One of those rural facilities is Mariners Hospital, located in the Florida Keys. CEO Rick Freeburg noted that his hospital is 35 miles from the next closest hospital, so the surrounding community really depends on Mariners Hospital. He’s proud of the hospital staff’s commitment to providing care for the many older adults in the community, many of whom need care for one or more chronic illnesses.

“It’s important that we’re here, and that we are recognized for the quality of care we give,” he said.

Mariners Hospitals also has plans for improvement in the works, Freeburg said. The hospital, which is affiliated with Baptist Health South Florida, is in the process of opening up an oncology clinic to deliver chemotherapy treatments to cancer patients. That will save many people the long drive to Miami to get chemotherapy at a time when they are already feeling weak and vulnerable. That’s just one example of how the hospital searches for ways to meet the needs of its patients--and then takes steps to make it happen.

“If you’re sitting still, you’re being left behind,” Freeburg said.

Other notable news from the survey

The 65 hospitals on the 2011 list equals the number of hospitals that Leapfrog recognized in 2010. Two hospitals on the list--Virginia Mason Medical Center in Seattle, Wash., and the University of Maryland Medical Center-Baltimore--have received the designation every year since 2006.

Last year also marked the inclusion of a hospital’s Magnet status for the first time. Magnet status is a designation from the American Nurses Credentialing Center (ANCC) that spotlights a hospital’s commitment to excellence in nursing care, as well as high quality patient care and innovations in professional nursing practice. Thirty of the 65 hospitals on the 2011 list, including all 11 of the children’s hospitals, have Magnet status.
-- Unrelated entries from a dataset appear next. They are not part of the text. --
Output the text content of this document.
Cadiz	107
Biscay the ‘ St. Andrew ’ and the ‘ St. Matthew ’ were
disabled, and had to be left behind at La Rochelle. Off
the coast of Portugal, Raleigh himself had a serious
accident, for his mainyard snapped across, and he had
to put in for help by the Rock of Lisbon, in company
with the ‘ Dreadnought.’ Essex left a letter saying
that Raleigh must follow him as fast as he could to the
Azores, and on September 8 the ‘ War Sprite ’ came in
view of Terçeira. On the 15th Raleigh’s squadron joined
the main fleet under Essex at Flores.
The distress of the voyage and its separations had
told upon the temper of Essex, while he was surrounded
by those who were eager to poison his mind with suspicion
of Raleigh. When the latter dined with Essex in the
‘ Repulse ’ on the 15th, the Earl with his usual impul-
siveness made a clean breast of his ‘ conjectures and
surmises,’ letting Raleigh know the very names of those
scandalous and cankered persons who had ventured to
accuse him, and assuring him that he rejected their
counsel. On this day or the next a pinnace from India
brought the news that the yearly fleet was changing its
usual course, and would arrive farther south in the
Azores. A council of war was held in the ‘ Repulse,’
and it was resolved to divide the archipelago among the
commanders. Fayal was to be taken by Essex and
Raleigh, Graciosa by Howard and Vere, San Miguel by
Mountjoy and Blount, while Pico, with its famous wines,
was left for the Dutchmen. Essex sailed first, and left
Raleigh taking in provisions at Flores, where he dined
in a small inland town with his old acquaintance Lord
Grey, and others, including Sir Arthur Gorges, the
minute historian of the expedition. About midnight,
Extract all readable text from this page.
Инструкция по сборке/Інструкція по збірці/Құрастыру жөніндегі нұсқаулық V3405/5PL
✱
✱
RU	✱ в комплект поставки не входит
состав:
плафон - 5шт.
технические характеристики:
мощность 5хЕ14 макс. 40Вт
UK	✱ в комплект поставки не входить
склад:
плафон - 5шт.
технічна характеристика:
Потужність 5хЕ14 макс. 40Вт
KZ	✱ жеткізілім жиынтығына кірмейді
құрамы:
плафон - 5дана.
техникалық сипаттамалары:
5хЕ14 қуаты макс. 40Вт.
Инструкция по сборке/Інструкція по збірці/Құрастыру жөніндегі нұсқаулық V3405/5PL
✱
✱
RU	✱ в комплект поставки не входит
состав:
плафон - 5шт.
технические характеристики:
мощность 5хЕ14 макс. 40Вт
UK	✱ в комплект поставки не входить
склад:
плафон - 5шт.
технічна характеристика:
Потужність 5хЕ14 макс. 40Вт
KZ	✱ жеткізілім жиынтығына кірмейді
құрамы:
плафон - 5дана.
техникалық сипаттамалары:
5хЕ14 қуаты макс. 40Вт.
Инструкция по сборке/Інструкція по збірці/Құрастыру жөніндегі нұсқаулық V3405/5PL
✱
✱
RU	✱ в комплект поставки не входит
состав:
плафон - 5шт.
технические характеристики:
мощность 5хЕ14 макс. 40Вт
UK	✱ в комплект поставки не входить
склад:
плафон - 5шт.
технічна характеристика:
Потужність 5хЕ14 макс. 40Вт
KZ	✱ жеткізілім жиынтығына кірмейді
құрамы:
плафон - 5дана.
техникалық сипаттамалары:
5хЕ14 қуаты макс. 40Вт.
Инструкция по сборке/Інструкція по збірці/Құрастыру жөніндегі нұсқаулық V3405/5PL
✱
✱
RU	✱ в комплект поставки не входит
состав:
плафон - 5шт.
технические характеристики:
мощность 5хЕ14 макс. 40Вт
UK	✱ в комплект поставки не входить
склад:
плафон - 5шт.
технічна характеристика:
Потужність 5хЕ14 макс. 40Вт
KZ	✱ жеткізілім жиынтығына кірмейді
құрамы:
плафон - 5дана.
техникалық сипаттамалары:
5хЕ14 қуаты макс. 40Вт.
An emphasis on a culture of teamwork and interdisciplinary cooperation seems to be a hallmark of many of the ranked hospitals. Stoverock said Nationwide Children’s is very committed to a culture of teamwork and interdisciplinary cooperation.

“It allows dialogue between nurses and physicians…to come together to do what’s best for the patient,” she said.

UNC Hospitals’ Goldstein agreed that improving care does depend on staff cooperation and involvement. “If you don’t have all groups engaged, it’s a lot harder to have these improvements,” he said.

For example, UNC Hospitals created a pediatric sedation committee and brought together a diverse group of employees, as well as family representatives, to advise the hospital on the best ways to implement improvements.  According to Celeste Mayer, UNC Hospitals’ patient safety officer, one of the recommendations that came out of the committee was purchasing special goggles for children to wear when undergoing an MRI. When the children are distracted, they don’t need as much sedation, she explained.

Binder noted that Leapfrog has publicly posted the participating hospitals’ data so anyone can access it—for more information or for inspiration.

“Go to our results, go hospital by hospital, and see how others are doing and see if there is something you can learn from them,” she said.

Mayer suggested that hospitals that don’t participate in the survey consider using it as a guide for future improvement. The survey has helped UNC Hospitals when it comes to measuring its progress, she said.

The full list of 2011 Top Hospitals can be found on the Leapfrog Group site.